Brand design is not just a skill set. It's a way of seeing the world and bringing other people into that vision. The designers who build lasting careers – not just portfolios that trend for a season – share certain habits. These are the ones that keep surfacing.
1/ Taste is something that has to be actively fed
Paying attention to everything matters. The way a restaurant is lit. The texture of a package. The typography on a storefront. A visual library only grows when it's being filled, and that doesn't happen by staying inside the same corners of the internet.
Galleries, film, architecture, food packaging, independent publishing, shopfronts in unfamiliar cities – all of it is data. The designers with the strongest creative instincts tend to be the ones with the broadest, most deliberately built reference libraries.
2/ Knowing the work is one thing – selling it is another
The best presentation of a concept isn't just showing what it looks like. It's explaining what it does and why it's the right decision for that specific brand. Clients don't always know what they're looking at. The designer's job is to make sure they understand why it matters.
This isn't about being persuasive in a salesy way. It's articulation. When every visual choice connects back to the strategy, feedback shifts from "can we try it in green?" to "I see exactly why this works." That shift changes career trajectories.
3/ A decision-making framework is not optional
Strong designers don't make choices randomly. Every direction is led by something – the positioning, the audience, the feeling the brand needs to create. Referencing is fine as a starting point, but it can't replace reasoning.
Working from a framework means moving faster, revising less, and presenting with more confidence. Method over mood, every time.
4/ The work will always feel unfinished
There is genuinely always something that could be changed. A kerning adjustment here, a colour shift there, another layout option unexplored. Knowing when work is done – and having the confidence to stop – is one of the most underrated skills in the industry.
Perfectionism disguised as dedication stalls projects and leads to burnout. Recognising when something is complete enough to do its job, delivering it, and moving on is a discipline in itself.
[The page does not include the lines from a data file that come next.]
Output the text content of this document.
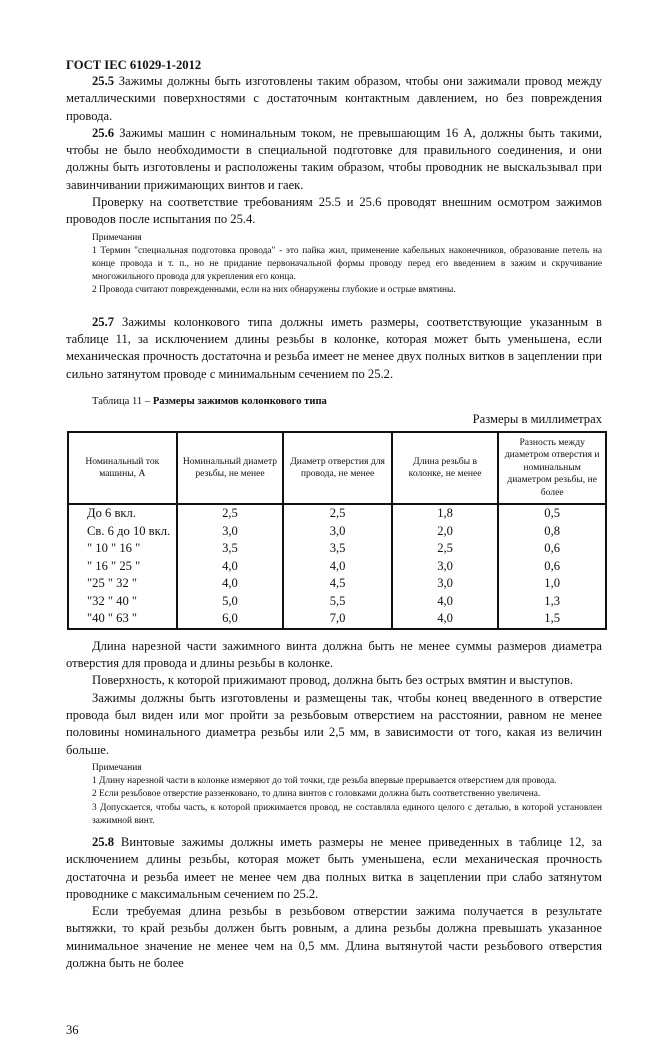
ГОСТ IEC 61029-1-2012

25.5 Зажимы должны быть изготовлены таким образом, чтобы они зажимали провод между металлическими поверхностями с достаточным контактным давлением, но без повреждения провода.

25.6 Зажимы машин с номинальным током, не превышающим 16 А, должны быть такими, чтобы не было необходимости в специальной подготовке для правильного соединения, и они должны быть изготовлены и расположены таким образом, чтобы проводник не выскальзывал при завинчивании прижимающих винтов и гаек.

Проверку на соответствие требованиям 25.5 и 25.6 проводят внешним осмотром зажимов проводов после испытания по 25.4.

Примечания
1 Термин "специальная подготовка провода" - это пайка жил, применение кабельных наконечников, образование петель на конце провода и т. п., но не придание первоначальной формы проводу перед его введением в зажим и скручивание многожильного провода для укрепления его конца.
2 Провода считают поврежденными, если на них обнаружены глубокие и острые вмятины.

25.7 Зажимы колонкового типа должны иметь размеры, соответствующие указанным в таблице 11, за исключением длины резьбы в колонке, которая может быть уменьшена, если механическая прочность достаточна и резьба имеет не менее двух полных витков в зацеплении при сильно затянутом проводе с минимальным сечением по 25.2.

Таблица 11 – Размеры зажимов колонкового типа
Размеры в миллиметрах
Номинальный ток машины, А	Номинальный диаметр резьбы, не менее	Диаметр отверстия для провода, не менее	Длина резьбы в колонке, не менее	Разность между диаметром отверстия и номинальным диаметром резьбы, не более
До 6 вкл.	2,5	2,5	1,8	0,5
Св. 6 до 10 вкл.	3,0	3,0	2,0	0,8
" 10 " 16 "	3,5	3,5	2,5	0,6
" 16 " 25 "	4,0	4,0	3,0	0,6
"25 " 32 "	4,0	4,5	3,0	1,0
"32 " 40 "	5,0	5,5	4,0	1,3
"40 " 63 "	6,0	7,0	4,0	1,5

Длина нарезной части зажимного винта должна быть не менее суммы размеров диаметра отверстия для провода и длины резьбы в колонке.

Поверхность, к которой прижимают провод, должна быть без острых вмятин и выступов.

Зажимы должны быть изготовлены и размещены так, чтобы конец введенного в отверстие провода был виден или мог пройти за резьбовым отверстием на расстоянии, равном не менее половины номинального диаметра резьбы или 2,5 мм, в зависимости от того, какая из величин больше.

Примечания
1 Длину нарезной части в колонке измеряют до той точки, где резьба впервые прерывается отверстием для провода.
2 Если резьбовое отверстие раззенковано, то длина винтов с головками должна быть соответственно увеличена.
3 Допускается, чтобы часть, к которой прижимается провод, не составляла единого целого с деталью, в которой установлен зажимной винт.

25.8 Винтовые зажимы должны иметь размеры не менее приведенных в таблице 12, за исключением длины резьбы, которая может быть уменьшена, если механическая прочность достаточна и резьба имеет не менее чем два полных витка в зацеплении при слабо затянутом проводнике с максимальным сечением по 25.2.

Если требуемая длина резьбы в резьбовом отверстии зажима получается в результате вытяжки, то край резьбы должен быть ровным, а длина резьбы должна превышать указанное минимальное значение не менее чем на 0,5 мм. Длина вытянутой части резьбового отверстия должна быть не более

36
5/ How a business is run reflects how seriously the craft is taken
Responding well. Pricing with confidence. Setting clear boundaries. All of it is part of being a great designer. The quality of the work brings people in, but how the business operates is what makes them stay and refer.
If the client experience is chaotic – slow responses, vague pricing, unclear timelines – the design work alone can't compensate. The full package has to hold together.
6/ Brand design is a way of seeing
Growth in this field requires intention. It's easy to coast once a level of competence is established. The designers who keep getting better are the ones actively seeking out what they don't know – whether that's strategy, presentation skills, a new discipline, or simply spending time outside their usual world.
Keep sharpening how you see. The work keeps getting sharper too.